It is no secret that Superman is Jewish. Not that he is a regular at Metropolis’s synagogue. However his creators Joe Shuster and Jerry Siegel imbued the character who was first seen in 1933 with a Jewish soul forged by the experience of being an immigrant (from the planet Krypton). According to Siegel early Superman was then informed by the plight of Jews in Nazi Germany, which made him and Shuster want to create a character who could “help the despairing masses, somehow.”
In director James Gunn’s stirring reboot that soul is on full display. The superhero is played by Jewish actor David Corenswet whose doughy features (compared to his predecessor in the role, the chiselled Henry Cavill) at first seem ill-suited to playing The Man of Steel. Yet the script for which Siegel and Shuster are pleasingly credited as Gunn’s co-writers, gives the actor a wit that will, or should, win over doubters.
It helps hugely that this ninth movie iteration forgoes the interminable (in previous films) courtship between Superman’s alter ego Clark Kent and his fellow journalist at the Daily Planet Lois Lane (played here with a light comic touch by Rachel Brosnahan, the non-Jewish actor who, controversially to some, was cast as the very Jewish Mrs Maisel in the Amazon series). Instead Gunn honours a dictum held to by the best examples of storytelling, to begin at the latest possible moment in a plot.
To that end Lois and Superman are already an item and a battle between a metallic monster controlled by the criminal mastermind Lex Luthor (Nicholas Hoult) has already been lost, resulting in a bleeding Superman slamming into the arctic tundra like a ballistic missile. Cue Krypto the dog, a scene-stealing panting best friend who has the canine equivalent of Superman’s DNA and who hinders the superhero as much as the mutt helps him.
This is first film to made under the newly formed DC Studio headed by Gunn. The high stakes question attached to it is whether the film can whet the public appetite for superhero movies that Marvel is finding no one longer wants to indiscriminately shell out for just because muscle-bound people in tight clothing can shoot colours from their hands.
This one achieves its objective by colliding the film’s world with ours. A military dictatorship wants to invade a defenceless neighbour and in Luthor’s “pocket universe” to which the action vaults through a slightly inevitable portal, millions of monkeys with brain implants bash out fake news and hate-speech on keyboards.
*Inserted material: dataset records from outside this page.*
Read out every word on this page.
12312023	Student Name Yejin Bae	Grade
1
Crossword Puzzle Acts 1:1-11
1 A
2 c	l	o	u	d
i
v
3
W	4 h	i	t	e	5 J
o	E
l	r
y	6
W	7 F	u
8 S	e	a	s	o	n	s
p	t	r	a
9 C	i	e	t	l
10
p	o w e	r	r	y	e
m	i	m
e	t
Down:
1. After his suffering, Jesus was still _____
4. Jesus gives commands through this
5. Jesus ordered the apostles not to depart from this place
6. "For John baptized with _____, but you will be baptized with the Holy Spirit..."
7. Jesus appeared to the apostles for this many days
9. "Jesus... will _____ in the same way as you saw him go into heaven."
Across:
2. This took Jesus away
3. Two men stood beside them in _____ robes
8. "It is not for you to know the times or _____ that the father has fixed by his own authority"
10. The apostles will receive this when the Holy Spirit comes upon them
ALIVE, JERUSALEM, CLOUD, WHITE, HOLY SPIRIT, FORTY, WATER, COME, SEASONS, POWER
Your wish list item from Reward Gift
Also here political dissidents have been extraordinarily rendered to prison cells suspended in space.
Among these nods to the tyranny of authoritarianism and our increasingly unmediated social media platforms is good deal of humour. Just as the film’s energy levels threaten to wane, up comes Mr Terrific (a terrifically deadpan Edi Gathegi), the brains of the otherwise risible superhero team the Justice Society.
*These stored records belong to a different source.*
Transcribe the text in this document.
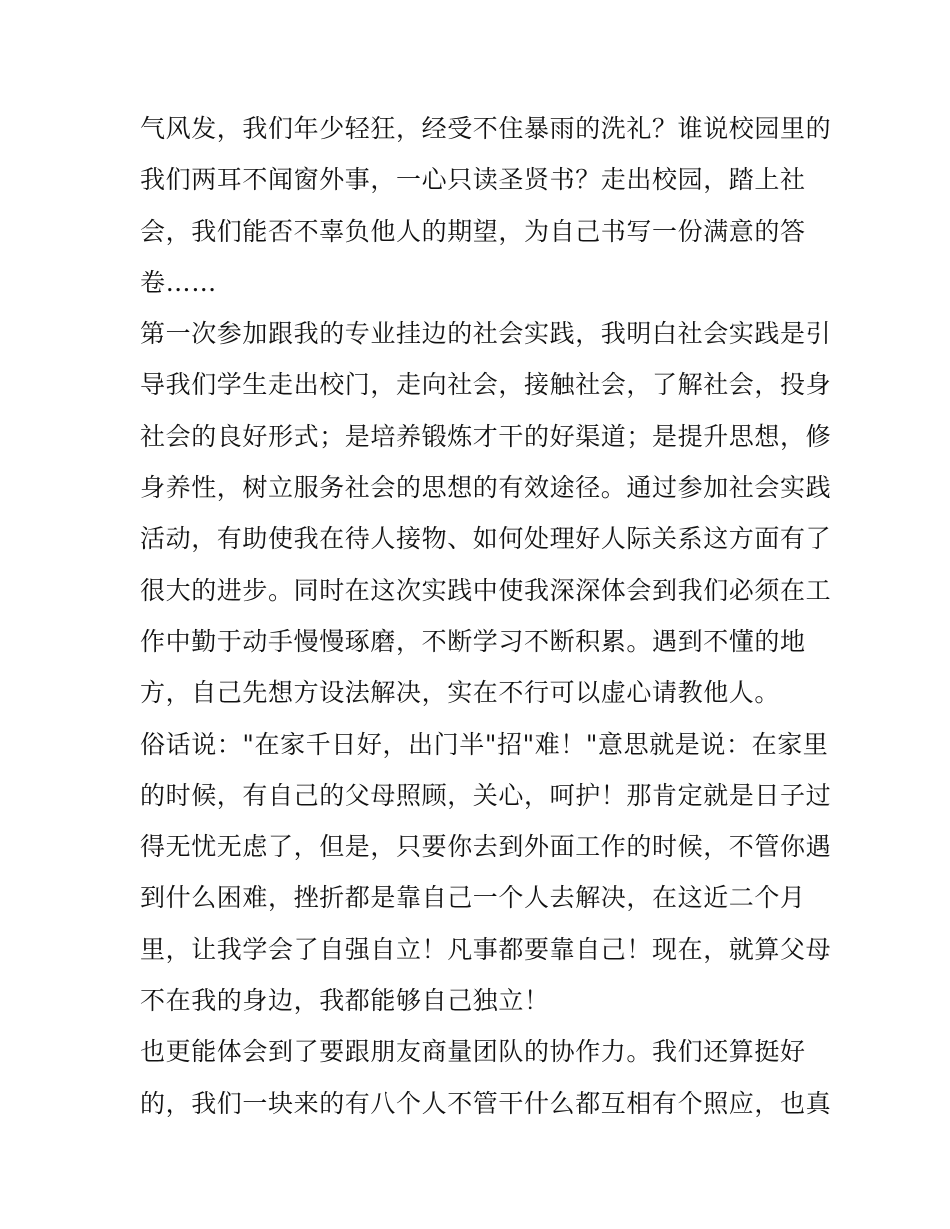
气风发，我们年少轻狂，经受不住暴雨的洗礼？谁说校园里的
我们两耳不闻窗外事，一心只读圣贤书？走出校园，踏上社
会，我们能否不辜负他人的期望，为自己书写一份满意的答
卷……
第一次参加跟我的专业挂边的社会实践，我明白社会实践是引
导我们学生走出校门，走向社会，接触社会，了解社会，投身
社会的良好形式；是培养锻炼才干的好渠道；是提升思想，修
身养性，树立服务社会的思想的有效途径。通过参加社会实践
活动，有助使我在待人接物、如何处理好人际关系这方面有了
很大的进步。同时在这次实践中使我深深体会到我们必须在工
作中勤于动手慢慢琢磨，不断学习不断积累。遇到不懂的地
方，自己先想方设法解决，实在不行可以虚心请教他人。
俗话说："在家千日好，出门半"招"难！"意思就是说：在家里
的时候，有自己的父母照顾，关心，呵护！那肯定就是日子过
得无忧无虑了，但是，只要你去到外面工作的时候，不管你遇
到什么困难，挫折都是靠自己一个人去解决，在这近二个月
里，让我学会了自强自立！凡事都要靠自己！现在，就算父母
不在我的身边，我都能够自己独立！
也更能体会到了要跟朋友商量团队的协作力。我们还算挺好
的，我们一块来的有八个人不管干什么都互相有个照应，也真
Terrific decides to help Lois save Superman and refusing her offer of a lift with a contemptuous “we’ll take my ride”, they wait for his spacecraft to be revealed by his slowly rising garage door. As they wait, Mr T quietly clears his throat as if standing in a post office queue. Marvel should be worried.
Yet the heart of the film lies in Superman’s nature which is born out of an immigrant’s impulse to help the society that gave him refuge. His parents sent him to earth to ensure their son’s survival as their world was being destroyed, he explains – a sort of intergalactic Kindertransport.
And you don’t get more Jewish than that.